Expert’s evidence accepted – on appeal

In a previous blog I wrote about the decision in Cooper as Liquidator of Runtong Investment and Development Pty Ltd (In Liquidation) v CEG Direct Securities Pty Ltd [2024] FCA 6,

In that case, a liquidator attacked the granting of a mortgage to secure the borrowings of two associated companies, both guaranteed by its directors, as an “unreasonable director-related transaction.”

There was expert evidence about normal banking practice, provided by a forensic accountant who, notably (at least from my perspective) did not have experience in banking – which was not accepted by the Court.

In CEG Direct Securities Pty Ltd v Cooper as liquidator of Runtong Investment and Development Pty Ltd (in liq) [2025] FCAFC 47, the Full Court allowed the appeal.

Although the Full Court accepted that the granting of the mortgage was “for the benefit of the directors,” it did not accept that the liquidator had satisfied his evidentiary obligation to establish that a reasonable person in the company’s circumstances would not have granted the mortgage.

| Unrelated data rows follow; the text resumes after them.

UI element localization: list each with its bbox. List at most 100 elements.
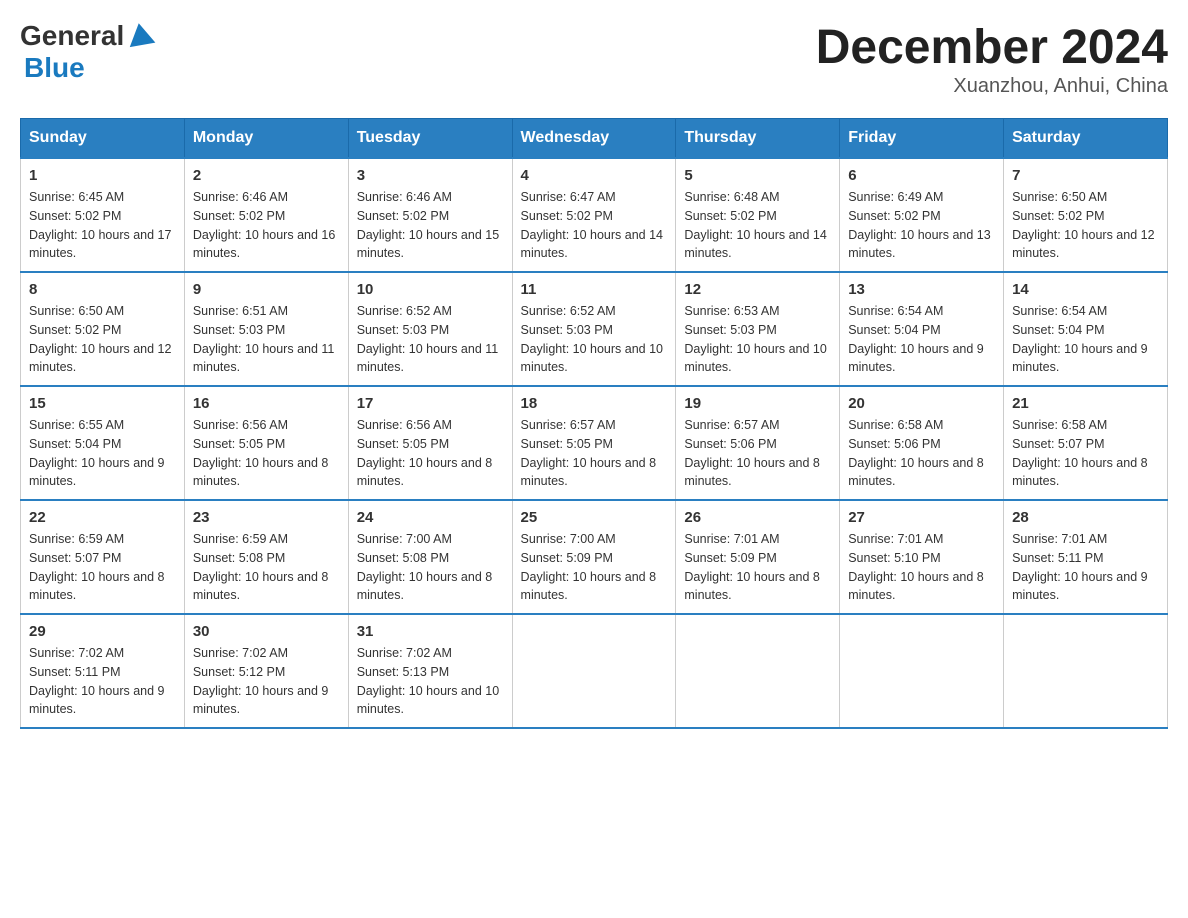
table-row: 29 Sunrise: 7:02 AM Sunset: 5:11 PM Dayl… — [21, 614, 185, 728]
location-subtitle: Xuanzhou, Anhui, China — [816, 75, 1168, 98]
table-row: 13 Sunrise: 6:54 AM Sunset: 5:04 PM Dayl… — [840, 272, 1004, 386]
day-info: Sunrise: 6:47 AM Sunset: 5:02 PM Dayligh… — [521, 188, 668, 263]
day-number: 12 — [684, 281, 831, 298]
day-info: Sunrise: 7:02 AM Sunset: 5:11 PM Dayligh… — [29, 644, 176, 719]
table-row: 4 Sunrise: 6:47 AM Sunset: 5:02 PM Dayli… — [512, 158, 676, 272]
table-row: 30 Sunrise: 7:02 AM Sunset: 5:12 PM Dayl… — [184, 614, 348, 728]
day-number: 13 — [848, 281, 995, 298]
day-number: 16 — [193, 395, 340, 412]
day-info: Sunrise: 7:02 AM Sunset: 5:12 PM Dayligh… — [193, 644, 340, 719]
table-row: 11 Sunrise: 6:52 AM Sunset: 5:03 PM Dayl… — [512, 272, 676, 386]
day-info: Sunrise: 6:57 AM Sunset: 5:06 PM Dayligh… — [684, 416, 831, 491]
day-info: Sunrise: 6:49 AM Sunset: 5:02 PM Dayligh… — [848, 188, 995, 263]
table-row: 21 Sunrise: 6:58 AM Sunset: 5:07 PM Dayl… — [1004, 386, 1168, 500]
calendar-week-4: 22 Sunrise: 6:59 AM Sunset: 5:07 PM Dayl… — [21, 500, 1168, 614]
day-number: 2 — [193, 167, 340, 184]
day-number: 5 — [684, 167, 831, 184]
day-number: 9 — [193, 281, 340, 298]
day-number: 27 — [848, 509, 995, 526]
month-title: December 2024 — [816, 20, 1168, 75]
day-number: 19 — [684, 395, 831, 412]
day-number: 24 — [357, 509, 504, 526]
day-number: 22 — [29, 509, 176, 526]
table-row: 10 Sunrise: 6:52 AM Sunset: 5:03 PM Dayl… — [348, 272, 512, 386]
day-info: Sunrise: 6:46 AM Sunset: 5:02 PM Dayligh… — [357, 188, 504, 263]
day-info: Sunrise: 6:48 AM Sunset: 5:02 PM Dayligh… — [684, 188, 831, 263]
day-number: 11 — [521, 281, 668, 298]
table-row: 2 Sunrise: 6:46 AM Sunset: 5:02 PM Dayli… — [184, 158, 348, 272]
calendar-week-3: 15 Sunrise: 6:55 AM Sunset: 5:04 PM Dayl… — [21, 386, 1168, 500]
table-row: 7 Sunrise: 6:50 AM Sunset: 5:02 PM Dayli… — [1004, 158, 1168, 272]
logo-blue-text: Blue — [24, 52, 85, 84]
table-row: 8 Sunrise: 6:50 AM Sunset: 5:02 PM Dayli… — [21, 272, 185, 386]
table-row — [1004, 614, 1168, 728]
table-row: 26 Sunrise: 7:01 AM Sunset: 5:09 PM Dayl… — [676, 500, 840, 614]
day-info: Sunrise: 7:01 AM Sunset: 5:09 PM Dayligh… — [684, 530, 831, 605]
day-info: Sunrise: 6:52 AM Sunset: 5:03 PM Dayligh… — [521, 302, 668, 377]
day-info: Sunrise: 7:01 AM Sunset: 5:11 PM Dayligh… — [1012, 530, 1159, 605]
day-number: 20 — [848, 395, 995, 412]
day-info: Sunrise: 6:55 AM Sunset: 5:04 PM Dayligh… — [29, 416, 176, 491]
day-info: Sunrise: 6:50 AM Sunset: 5:02 PM Dayligh… — [1012, 188, 1159, 263]
day-info: Sunrise: 7:01 AM Sunset: 5:10 PM Dayligh… — [848, 530, 995, 605]
day-info: Sunrise: 6:46 AM Sunset: 5:02 PM Dayligh… — [193, 188, 340, 263]
table-row: 27 Sunrise: 7:01 AM Sunset: 5:10 PM Dayl… — [840, 500, 1004, 614]
col-sunday: Sunday — [21, 119, 185, 159]
day-info: Sunrise: 6:56 AM Sunset: 5:05 PM Dayligh… — [357, 416, 504, 491]
day-info: Sunrise: 6:58 AM Sunset: 5:06 PM Dayligh… — [848, 416, 995, 491]
table-row — [840, 614, 1004, 728]
day-number: 21 — [1012, 395, 1159, 412]
day-number: 6 — [848, 167, 995, 184]
day-info: Sunrise: 6:50 AM Sunset: 5:02 PM Dayligh… — [29, 302, 176, 377]
calendar-header-row: Sunday Monday Tuesday Wednesday Thursday… — [21, 119, 1168, 159]
table-row: 25 Sunrise: 7:00 AM Sunset: 5:09 PM Dayl… — [512, 500, 676, 614]
day-number: 23 — [193, 509, 340, 526]
day-number: 26 — [684, 509, 831, 526]
day-info: Sunrise: 6:59 AM Sunset: 5:08 PM Dayligh… — [193, 530, 340, 605]
page-header: General Blue December 2024 Xuanzhou, Anh… — [20, 20, 1168, 98]
day-number: 18 — [521, 395, 668, 412]
table-row — [676, 614, 840, 728]
day-number: 31 — [357, 623, 504, 640]
table-row: 6 Sunrise: 6:49 AM Sunset: 5:02 PM Dayli… — [840, 158, 1004, 272]
day-number: 14 — [1012, 281, 1159, 298]
table-row: 1 Sunrise: 6:45 AM Sunset: 5:02 PM Dayli… — [21, 158, 185, 272]
table-row: 9 Sunrise: 6:51 AM Sunset: 5:03 PM Dayli… — [184, 272, 348, 386]
calendar-week-5: 29 Sunrise: 7:02 AM Sunset: 5:11 PM Dayl… — [21, 614, 1168, 728]
table-row: 28 Sunrise: 7:01 AM Sunset: 5:11 PM Dayl… — [1004, 500, 1168, 614]
calendar-week-1: 1 Sunrise: 6:45 AM Sunset: 5:02 PM Dayli… — [21, 158, 1168, 272]
day-info: Sunrise: 6:59 AM Sunset: 5:07 PM Dayligh… — [29, 530, 176, 605]
day-info: Sunrise: 6:54 AM Sunset: 5:04 PM Dayligh… — [848, 302, 995, 377]
day-info: Sunrise: 6:53 AM Sunset: 5:03 PM Dayligh… — [684, 302, 831, 377]
table-row: 20 Sunrise: 6:58 AM Sunset: 5:06 PM Dayl… — [840, 386, 1004, 500]
day-number: 10 — [357, 281, 504, 298]
col-saturday: Saturday — [1004, 119, 1168, 159]
table-row: 16 Sunrise: 6:56 AM Sunset: 5:05 PM Dayl… — [184, 386, 348, 500]
day-number: 4 — [521, 167, 668, 184]
day-number: 17 — [357, 395, 504, 412]
table-row: 17 Sunrise: 6:56 AM Sunset: 5:05 PM Dayl… — [348, 386, 512, 500]
day-info: Sunrise: 6:45 AM Sunset: 5:02 PM Dayligh… — [29, 188, 176, 263]
day-number: 29 — [29, 623, 176, 640]
table-row: 24 Sunrise: 7:00 AM Sunset: 5:08 PM Dayl… — [348, 500, 512, 614]
table-row — [512, 614, 676, 728]
day-number: 7 — [1012, 167, 1159, 184]
table-row: 18 Sunrise: 6:57 AM Sunset: 5:05 PM Dayl… — [512, 386, 676, 500]
day-number: 28 — [1012, 509, 1159, 526]
day-info: Sunrise: 6:58 AM Sunset: 5:07 PM Dayligh… — [1012, 416, 1159, 491]
table-row: 3 Sunrise: 6:46 AM Sunset: 5:02 PM Dayli… — [348, 158, 512, 272]
day-number: 25 — [521, 509, 668, 526]
day-number: 1 — [29, 167, 176, 184]
table-row: 22 Sunrise: 6:59 AM Sunset: 5:07 PM Dayl… — [21, 500, 185, 614]
table-row: 15 Sunrise: 6:55 AM Sunset: 5:04 PM Dayl… — [21, 386, 185, 500]
calendar-week-2: 8 Sunrise: 6:50 AM Sunset: 5:02 PM Dayli… — [21, 272, 1168, 386]
day-info: Sunrise: 6:57 AM Sunset: 5:05 PM Dayligh… — [521, 416, 668, 491]
calendar-table: Sunday Monday Tuesday Wednesday Thursday… — [20, 118, 1168, 729]
col-wednesday: Wednesday — [512, 119, 676, 159]
day-info: Sunrise: 6:51 AM Sunset: 5:03 PM Dayligh… — [193, 302, 340, 377]
day-number: 3 — [357, 167, 504, 184]
day-info: Sunrise: 7:00 AM Sunset: 5:09 PM Dayligh… — [521, 530, 668, 605]
day-info: Sunrise: 7:00 AM Sunset: 5:08 PM Dayligh… — [357, 530, 504, 605]
day-info: Sunrise: 6:54 AM Sunset: 5:04 PM Dayligh… — [1012, 302, 1159, 377]
col-monday: Monday — [184, 119, 348, 159]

In relation to the expert evidence, a majority held that the primary judge was was wrong to reject the opinion of the expert as to whether a lender would regard the various associated entities as a “group” notwithstanding that they did not satisfy the Corporations Act definition of “related body corporate,” and was therefore wrong to reject her consequential opinion that cross-collateralisation in such circumstances was common practice amongst commercial lenders. It found that she was “clearly qualified to give opinion evidence on the critical issues on which she opined, ” noting that “the primary judge did not suggest otherwise.”